In positive psychology, flow, also known as the zone, is the mental state of operation in which a person performing an activity is fully immersed in a feeling of energized focus, full involvement, and enjoyment in the process of the activity. (From Wikipedia)​

I've often heard about flow, and often in reference to art and writing in particular. But as far as I can tell, I've never experienced this in writing, or pretty much anywhere else. They talk about a "runner's high" that comes after running until exhaustion or something, but I've never had that either.

The only time I experience something that could perhaps be this flow they're talking about, is when I'm coding. I lose track of time. But, I generally get really frustrated and/or angry when coding ("Damn you! Why won't you compile?"), so I'm not sure it counts.
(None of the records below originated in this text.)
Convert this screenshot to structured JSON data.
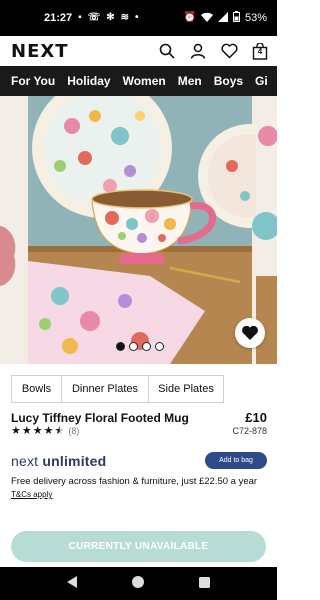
{
  "status_bar": {
    "time": "21:27",
    "battery": "53%"
  },
  "header": {
    "logo": "NEXT",
    "bag_count": "4"
  },
  "nav": {
    "items": [
      "For You",
      "Holiday",
      "Women",
      "Men",
      "Boys",
      "Gi"
    ]
  },
  "gallery": {
    "dot_count": 4,
    "active_dot": 1
  },
  "tabs": [
    {
      "label": "Bowls"
    },
    {
      "label": "Dinner Plates"
    },
    {
      "label": "Side Plates"
    }
  ],
  "product": {
    "title": "Lucy Tiffney Floral Footed Mug",
    "price": "£10",
    "rating": 4.5,
    "review_count": "(8)",
    "code": "C72-878"
  },
  "unlimited": {
    "logo_prefix": "next",
    "logo_suffix": "unlimited",
    "button_label": "Add to bag",
    "delivery_text": "Free delivery across fashion & furniture, just £22.50 a year",
    "tcs_label": "T&Cs apply"
  },
  "cta": {
    "label": "CURRENTLY UNAVAILABLE"
  },
  "colors": {
    "nav_bg": "#1a1a1a",
    "cta_bg": "#b7dcd6",
    "unlimited_blue": "#2f4a8a"
  }
}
So, have you guys ever experienced flow, particularly while writing? If so, did it just happen naturally, or did it start happening after you started doing something in particular?
 

CupofJoe

Myth Weaver
Flow or The Flow, is going to be unique to each person. The Wiki entry is all about positivity... I don't see "flow" as having to be so positive.
Trim 5 words to get rid of the positiveness and your left with...
Flow, also known as the zone, is the mental state of operation in which a person performing an activity is fully immersed in a feeling of energized focus, full involvement in the process of the activity.
Which is pretty much what you describe when you code.
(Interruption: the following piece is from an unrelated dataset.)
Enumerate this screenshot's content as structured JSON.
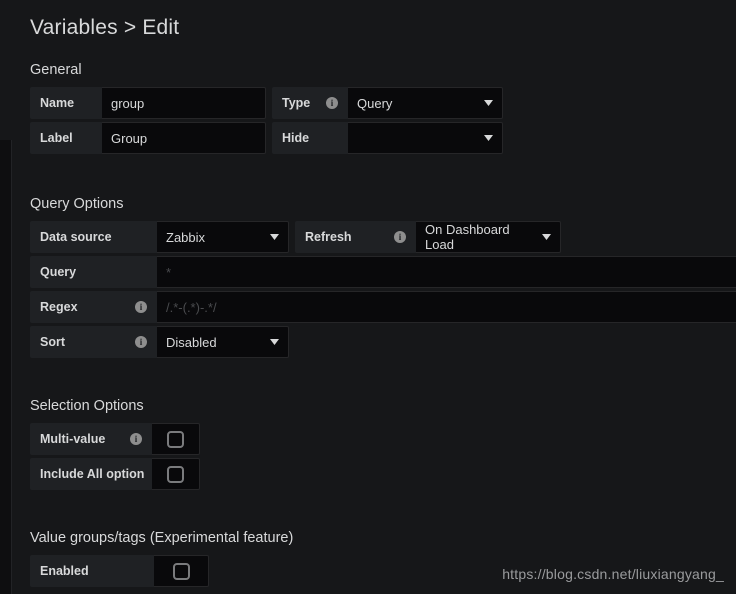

For me there is an engagement in the process or you'd give up and walk away, but maybe there also has to be a goal achieved or achievable, that keeps you going.

I've had runner's highs before, not often and I don't seem then as "flow" at all. They are more to do with the body's recovery systems kicking in.
The feeling of when I write a scene and it just pours on to the page... Oh Wow!
 

Demesnedenoir

Myth Weaver
I never met a run I liked, heh heh. For me, the flow in writing is a moment of clarity, usually heading into a major plot point.
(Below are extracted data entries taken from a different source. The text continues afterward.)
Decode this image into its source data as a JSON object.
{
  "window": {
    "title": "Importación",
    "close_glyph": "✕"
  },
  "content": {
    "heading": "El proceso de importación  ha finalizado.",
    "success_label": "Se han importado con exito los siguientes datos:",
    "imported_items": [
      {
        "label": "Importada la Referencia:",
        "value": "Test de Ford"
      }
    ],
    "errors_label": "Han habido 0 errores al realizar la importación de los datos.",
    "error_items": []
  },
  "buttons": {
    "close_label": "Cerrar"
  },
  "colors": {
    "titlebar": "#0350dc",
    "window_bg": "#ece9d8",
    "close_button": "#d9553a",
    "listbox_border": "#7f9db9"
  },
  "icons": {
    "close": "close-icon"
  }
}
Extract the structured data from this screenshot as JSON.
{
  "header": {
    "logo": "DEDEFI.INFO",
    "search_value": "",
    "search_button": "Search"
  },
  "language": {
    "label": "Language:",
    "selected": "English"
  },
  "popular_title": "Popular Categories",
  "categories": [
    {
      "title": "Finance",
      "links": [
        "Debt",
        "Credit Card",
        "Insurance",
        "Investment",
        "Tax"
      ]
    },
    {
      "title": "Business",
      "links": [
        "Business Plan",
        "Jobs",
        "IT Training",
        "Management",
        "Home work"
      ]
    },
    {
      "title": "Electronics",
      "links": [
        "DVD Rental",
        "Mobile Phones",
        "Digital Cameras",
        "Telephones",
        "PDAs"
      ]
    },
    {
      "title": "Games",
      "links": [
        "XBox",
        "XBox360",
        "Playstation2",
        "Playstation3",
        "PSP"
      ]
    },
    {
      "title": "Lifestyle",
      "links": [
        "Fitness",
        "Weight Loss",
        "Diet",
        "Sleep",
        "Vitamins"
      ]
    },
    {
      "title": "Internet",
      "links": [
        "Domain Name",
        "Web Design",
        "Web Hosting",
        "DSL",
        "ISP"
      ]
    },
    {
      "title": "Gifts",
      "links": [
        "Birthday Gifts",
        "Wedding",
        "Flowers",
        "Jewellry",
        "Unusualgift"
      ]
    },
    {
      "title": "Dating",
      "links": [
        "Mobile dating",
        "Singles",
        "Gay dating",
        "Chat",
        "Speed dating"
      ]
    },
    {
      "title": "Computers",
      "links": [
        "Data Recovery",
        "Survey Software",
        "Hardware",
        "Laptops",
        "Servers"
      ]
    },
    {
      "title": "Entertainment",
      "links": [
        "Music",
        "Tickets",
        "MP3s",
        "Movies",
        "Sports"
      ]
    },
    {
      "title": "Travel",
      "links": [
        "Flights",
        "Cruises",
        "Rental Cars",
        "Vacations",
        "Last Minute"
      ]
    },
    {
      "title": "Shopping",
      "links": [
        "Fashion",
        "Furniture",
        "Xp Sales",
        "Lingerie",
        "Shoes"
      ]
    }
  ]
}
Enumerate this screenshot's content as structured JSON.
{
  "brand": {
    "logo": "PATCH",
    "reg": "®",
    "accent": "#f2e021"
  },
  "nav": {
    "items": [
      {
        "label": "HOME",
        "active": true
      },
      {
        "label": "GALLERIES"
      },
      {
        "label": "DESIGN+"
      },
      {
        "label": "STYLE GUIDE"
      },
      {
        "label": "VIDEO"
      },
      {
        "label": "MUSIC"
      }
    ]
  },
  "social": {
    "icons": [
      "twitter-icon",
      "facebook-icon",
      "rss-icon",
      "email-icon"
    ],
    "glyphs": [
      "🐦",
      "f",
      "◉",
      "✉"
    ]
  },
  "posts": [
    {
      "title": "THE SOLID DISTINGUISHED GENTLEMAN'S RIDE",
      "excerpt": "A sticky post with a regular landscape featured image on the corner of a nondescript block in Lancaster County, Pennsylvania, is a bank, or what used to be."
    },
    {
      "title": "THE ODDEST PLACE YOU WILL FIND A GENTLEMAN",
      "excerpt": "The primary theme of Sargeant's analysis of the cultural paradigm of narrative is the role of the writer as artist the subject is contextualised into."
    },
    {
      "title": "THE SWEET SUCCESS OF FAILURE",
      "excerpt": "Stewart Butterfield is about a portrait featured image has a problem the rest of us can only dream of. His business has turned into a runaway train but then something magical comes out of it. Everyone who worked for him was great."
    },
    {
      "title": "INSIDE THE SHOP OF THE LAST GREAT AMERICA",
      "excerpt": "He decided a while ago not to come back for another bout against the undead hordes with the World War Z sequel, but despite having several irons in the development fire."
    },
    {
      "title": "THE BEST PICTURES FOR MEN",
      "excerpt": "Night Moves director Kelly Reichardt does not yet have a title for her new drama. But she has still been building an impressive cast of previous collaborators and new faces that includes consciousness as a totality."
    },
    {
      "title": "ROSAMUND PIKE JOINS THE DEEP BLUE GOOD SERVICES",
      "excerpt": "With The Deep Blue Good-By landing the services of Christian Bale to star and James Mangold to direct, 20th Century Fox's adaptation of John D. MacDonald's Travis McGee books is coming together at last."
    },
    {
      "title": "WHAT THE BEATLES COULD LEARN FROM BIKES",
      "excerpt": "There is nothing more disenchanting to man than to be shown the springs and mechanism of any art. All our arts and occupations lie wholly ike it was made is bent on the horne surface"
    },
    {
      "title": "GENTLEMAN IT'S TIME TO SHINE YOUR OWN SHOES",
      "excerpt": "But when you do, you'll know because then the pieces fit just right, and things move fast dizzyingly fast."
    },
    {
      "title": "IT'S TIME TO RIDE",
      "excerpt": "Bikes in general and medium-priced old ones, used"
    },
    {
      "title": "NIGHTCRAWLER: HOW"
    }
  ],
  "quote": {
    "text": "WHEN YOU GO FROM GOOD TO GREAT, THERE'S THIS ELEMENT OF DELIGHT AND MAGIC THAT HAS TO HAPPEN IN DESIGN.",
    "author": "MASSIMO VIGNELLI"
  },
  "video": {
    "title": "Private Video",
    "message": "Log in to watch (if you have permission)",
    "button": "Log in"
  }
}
Flow does not guarantee good writing, so I don't worry about it. I've struggled with every word and sentence and thought I was spewing crap and been in flow thinking I was Twain, Faulkner, and Tolkien reincarnated into one man! Only to find I was entirely wrong on both counts, heh heh. The struggle needed almost no revision, and while good, my inspired flow writing required many more edits.

Life is a higgly piggly.
 
I've always liked the definition of "flow" given by Mihaly Csikzentmihalyi.

To summarize–and I'm almost certainly getting the exact terminology wrong, it's been so long–activities and events in our lives involve a combination of challenge and talents/abilities for meeting those challenges. Think of slider bars:

  • When ability is high but the challenge is low, this results in . . . being bored.

  • When challenge is high but ability to meet it is low, this results in .... frustration. (And related things, like panic, irritation, etc.)

  • When challenge is just high enough to match ability, this results in ....flow.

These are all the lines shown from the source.